La lecture du parc complète l'analyse : de l'ordre de 13 560 maisons individuelles, un bassin de travaux structuré autour de CA d'Arles-Crau-Camargue-Montagnette, 12 537 logements encore chauffés au gaz ou au fioul, soit 53 % du parc. Ce volume ne préjuge d'aucune éligibilité individuelle : il indique seulement où se concentrent, à Arles, les situations où le scénario décrit sur cette page a le plus de chances d'être pertinent.
L'arbitrage financier se joue ensuite sur le barème : pour « isolation plancher bas à Arles », un ménage très modeste mobilise jusqu'à 32 000 €, un ménage modeste 24 000 €, un ménage intermédiaire 18 000 € et un ménage aux revenus supérieurs 4 000 € sur l'assiette de 40 000 € HT. À deux classes gagnées, l'assiette redescend à 30 000 € HT et les montants suivent dans la même proportion.
Trois pièces décident du versement à Arles : le devis portant R ≥ 3 m².K/W en sous-face sur local non chauffé, l'attestation RGE de un isolateur intervenant en sous-sol et le contrôle de continuité en périphérie. Leur absence ne fait pas perdre le droit à l'aide — jusqu'à 32 000 € — mais elle en gèle le paiement.

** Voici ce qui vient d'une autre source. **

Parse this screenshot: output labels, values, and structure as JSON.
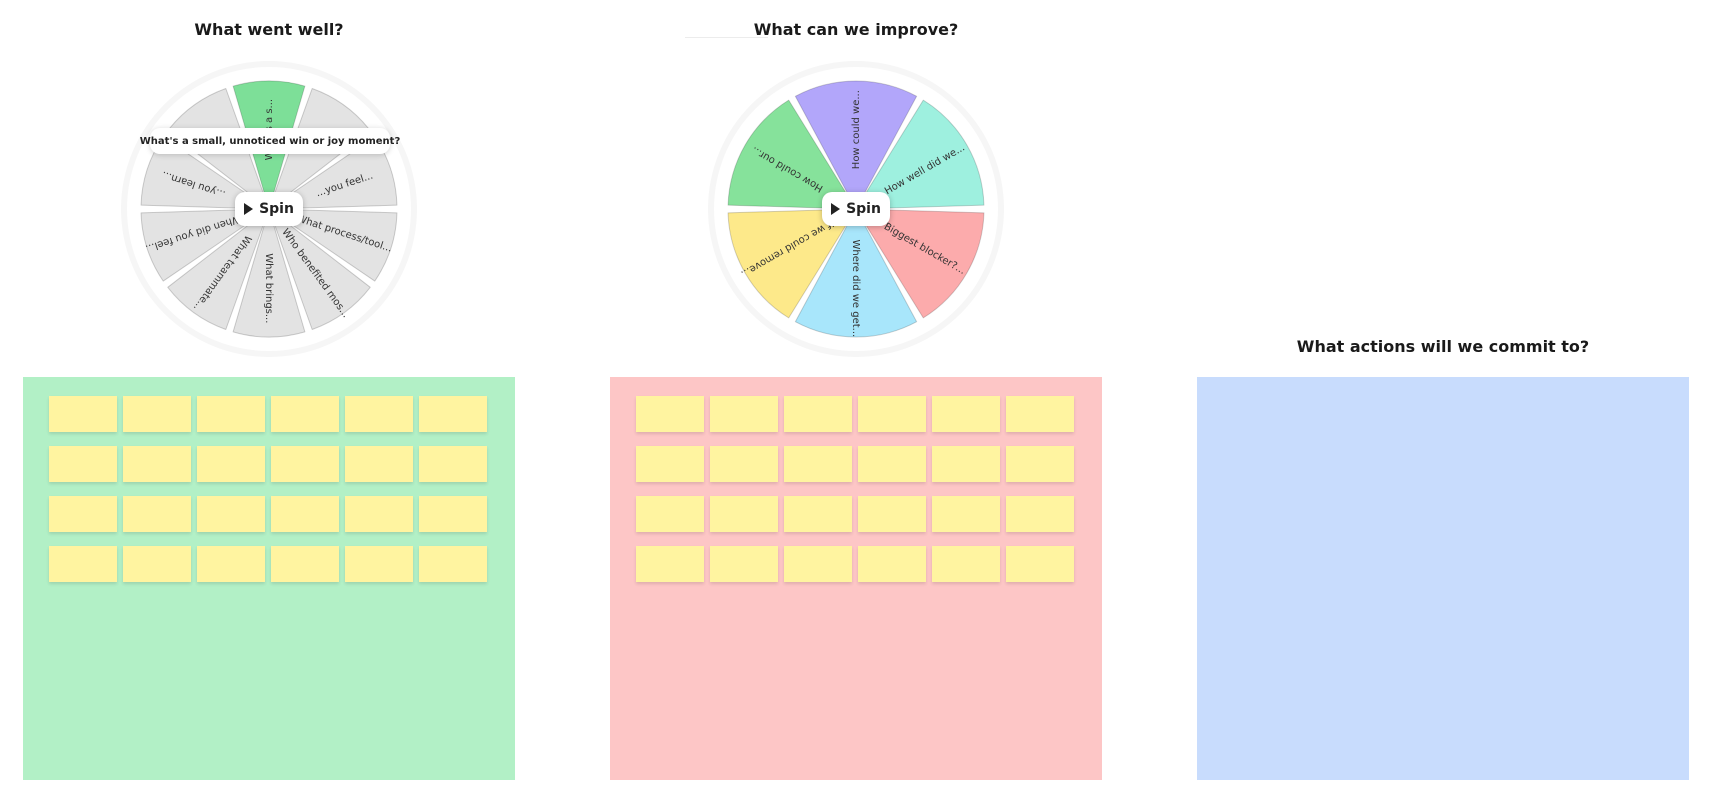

Solde du dossier à Arles : la pièce déterminante est le contrôle de continuité en périphérie. Sans elle, aucun versement, alors même que l'aide en jeu atteint 32 000 € au taux le plus favorable sur une assiette de 40 000 € HT.
Sur la facture, ce poste vaut 161 € à 277 € par an à Arles : l'isolation du plancher bas couvre 7 à 12 % des consommations, soit 2 575 kWh au mieux sur la base conventionnelle de la zone H3.
Le marché local ne s'arrête pas à la commune : pour l'isolation du plancher bas à Arles, élargir la consultation à l'ensemble du département (Bouches-du-Rhône) augmente le nombre d'offres comparables sans dégrader la réactivité du chantier.
Ne signez rien avant l'accord : sur l'isolation du plancher bas à Arles, l'antériorité du dossier est une condition d'éligibilité, pas une formalité. L'enjeu se chiffre à 32 000 € pour un profil très modeste et 18 000 € pour un profil intermédiaire.
Maisons ou logements collectifs, la réponse technique diffère : à Arles, la part de maisons atteint 57 % du parc (13 560 logements). Pour l'isolation du plancher bas, cela signifie que la hauteur libre disponible en cave ou vide sanitaire conditionne la majorité des chantiers plutôt qu'une minorité de cas.
Mix de chauffage à Arles : 44 % d'électricité, 51 % de gaz, 2 % de fioul, 2 % de bois et 1 % de réseau de chaleur. Ce partage détermine l'intérêt réel de l'isolation du plancher bas : un logement raccordé à un réseau vertueux n'appelle pas le même bouquet qu'un logement au fioul.